Lテーブル 特別なLテーブル

真摯につくりあげる、特別なLテーブル。そのストーリーは、一本の丸太との出会いから。

「丸太のね、この溝に鉤(かぎ)を引っかけて、象がひいて運ぶんです。」

木挽き(こびき)と呼ばれる丸太の目利きに教えていただいた言葉。その言葉で、想像は、この木が生きた数世紀をさかのぼります。長い船旅、ミャンマーの象つかい、森に降るスコール、木々のざわめき、生命の循環。

埠頭に並ぶたくさんの丸太。樹皮を削り、年輪を確かめ、幹の歪みと色を比べて、家具に最もふさわしい一本を選ぶ。特別なLテーブルのはじまりです。

一本の大木を預かる私たちの使命は、誠心誠意の智慧と技でそのいのちを生かし、次世代へときずなをつなぐ責任を全うすること──最高の丸太とめぐり会い、その見事な木目が姿を現したときの安堵の中で思うのは、自然への畏敬の念と、家具屋としての強い意志です。

森で生きた年月と同じだけ永く、人に寄り添うテーブルになるように。

一本の丸太から全てのパーツがつくられる、特別なLテーブル。大木を育くんだ豊かな自然へ、最大限の敬意を表し、真摯に作り上げる究極の一台です。

※チークを天板に使用しているタイプは、脚にナラを使用いているので厳密には一本の丸太から全てのパーツはつくられませんが、天板を一本の木から製作していますので、ラ・ビーダでは同じように表現しています。

送り蟻(おくりあり)

送り蟻(おくりあり)のイメージ

天板と脚の取り付けには「送り蟻(おくりあり)」という、釘やビスを使用しない伝統工法を用いています。天板の中間から脚部を落とし込み、スライドさせて接合します。天板の木端からではなく、中間から蟻桟(ありさん)を打ち込むため、目に留まるテーブルの端に打ち込み跡が残りません。見た目にも美しく、強度も抜群のこの技法は、見えないところにも高い技術を使って粋を競う職人技であり、金具を使わずにメンテナンスを可能にする材への敬意でもあります。

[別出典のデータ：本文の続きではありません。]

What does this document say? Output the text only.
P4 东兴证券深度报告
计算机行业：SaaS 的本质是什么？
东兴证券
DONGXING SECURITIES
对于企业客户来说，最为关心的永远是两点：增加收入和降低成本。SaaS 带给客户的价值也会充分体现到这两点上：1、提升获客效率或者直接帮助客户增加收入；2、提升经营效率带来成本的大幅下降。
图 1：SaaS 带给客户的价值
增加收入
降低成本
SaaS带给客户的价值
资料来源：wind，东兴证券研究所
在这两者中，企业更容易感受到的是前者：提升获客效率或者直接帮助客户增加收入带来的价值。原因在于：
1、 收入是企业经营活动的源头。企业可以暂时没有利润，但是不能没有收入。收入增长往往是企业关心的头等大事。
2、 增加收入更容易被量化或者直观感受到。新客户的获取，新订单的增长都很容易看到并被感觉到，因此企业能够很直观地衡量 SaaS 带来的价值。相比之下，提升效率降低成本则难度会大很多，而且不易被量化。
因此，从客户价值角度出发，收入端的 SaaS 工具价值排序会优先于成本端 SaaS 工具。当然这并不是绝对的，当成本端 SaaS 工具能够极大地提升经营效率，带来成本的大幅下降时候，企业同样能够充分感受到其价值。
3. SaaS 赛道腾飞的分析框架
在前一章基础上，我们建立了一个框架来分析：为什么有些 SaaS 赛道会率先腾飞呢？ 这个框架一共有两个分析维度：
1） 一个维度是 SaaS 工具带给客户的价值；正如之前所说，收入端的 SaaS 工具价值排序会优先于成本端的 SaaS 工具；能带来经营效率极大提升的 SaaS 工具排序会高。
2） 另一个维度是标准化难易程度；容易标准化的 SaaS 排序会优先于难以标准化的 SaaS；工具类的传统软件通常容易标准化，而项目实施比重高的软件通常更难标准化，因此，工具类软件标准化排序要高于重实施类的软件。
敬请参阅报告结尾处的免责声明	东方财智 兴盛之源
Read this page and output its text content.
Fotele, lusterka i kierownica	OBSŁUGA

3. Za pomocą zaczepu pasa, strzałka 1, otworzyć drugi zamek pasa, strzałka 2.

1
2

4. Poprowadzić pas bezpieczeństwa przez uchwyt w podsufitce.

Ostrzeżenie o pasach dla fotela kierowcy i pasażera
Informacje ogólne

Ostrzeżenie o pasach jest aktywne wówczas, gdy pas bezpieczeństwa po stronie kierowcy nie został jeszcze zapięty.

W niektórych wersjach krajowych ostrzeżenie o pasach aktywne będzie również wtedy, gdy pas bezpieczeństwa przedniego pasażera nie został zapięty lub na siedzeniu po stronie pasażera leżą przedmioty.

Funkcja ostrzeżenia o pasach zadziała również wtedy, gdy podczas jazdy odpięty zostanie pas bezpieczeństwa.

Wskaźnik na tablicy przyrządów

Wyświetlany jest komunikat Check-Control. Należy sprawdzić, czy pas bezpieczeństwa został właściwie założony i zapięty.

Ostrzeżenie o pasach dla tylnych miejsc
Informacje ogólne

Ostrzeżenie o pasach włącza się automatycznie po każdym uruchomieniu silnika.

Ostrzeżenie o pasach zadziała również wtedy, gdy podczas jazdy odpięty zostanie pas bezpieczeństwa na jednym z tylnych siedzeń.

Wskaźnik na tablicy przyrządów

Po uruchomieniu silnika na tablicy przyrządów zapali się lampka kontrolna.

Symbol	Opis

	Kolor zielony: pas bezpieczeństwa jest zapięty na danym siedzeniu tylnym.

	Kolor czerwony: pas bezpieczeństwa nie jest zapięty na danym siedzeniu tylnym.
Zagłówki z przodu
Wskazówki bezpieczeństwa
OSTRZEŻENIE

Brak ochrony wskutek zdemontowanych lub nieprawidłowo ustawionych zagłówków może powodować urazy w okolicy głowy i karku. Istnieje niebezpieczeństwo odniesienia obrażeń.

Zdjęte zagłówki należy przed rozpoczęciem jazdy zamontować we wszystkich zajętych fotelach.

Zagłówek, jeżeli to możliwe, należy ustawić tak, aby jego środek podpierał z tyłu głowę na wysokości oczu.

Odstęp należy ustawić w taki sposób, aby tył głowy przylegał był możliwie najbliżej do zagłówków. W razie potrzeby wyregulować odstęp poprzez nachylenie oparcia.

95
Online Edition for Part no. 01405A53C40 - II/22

究極のLテーブル。樹齢300年 ミズナラのテーブル。

厳寒の森で幾世紀を越えた、樹齢300年のミズナラ。大人2人で腕をまわしても余るほどの大木は、森の中で神々しく、鋸を入れる瞬間、畏怖とも呼べるためらいすら覚えます。しかし300年森で生きた古木は、木挽きに選ばれ、木こりが敬意と共に切り、職人が丹念に技をかけることで、家具としてさらなる数百年を人と共に生きるのです。

森の生命を、森からいただく。作り手にも、使い手にも、その生命への責任があります。私たちが樹齢300年の木を切り、家具にするということ。それは、その木の生命を請け負い、さらに300年を家具として全うさせようという、家具屋としての強い意志でもあります。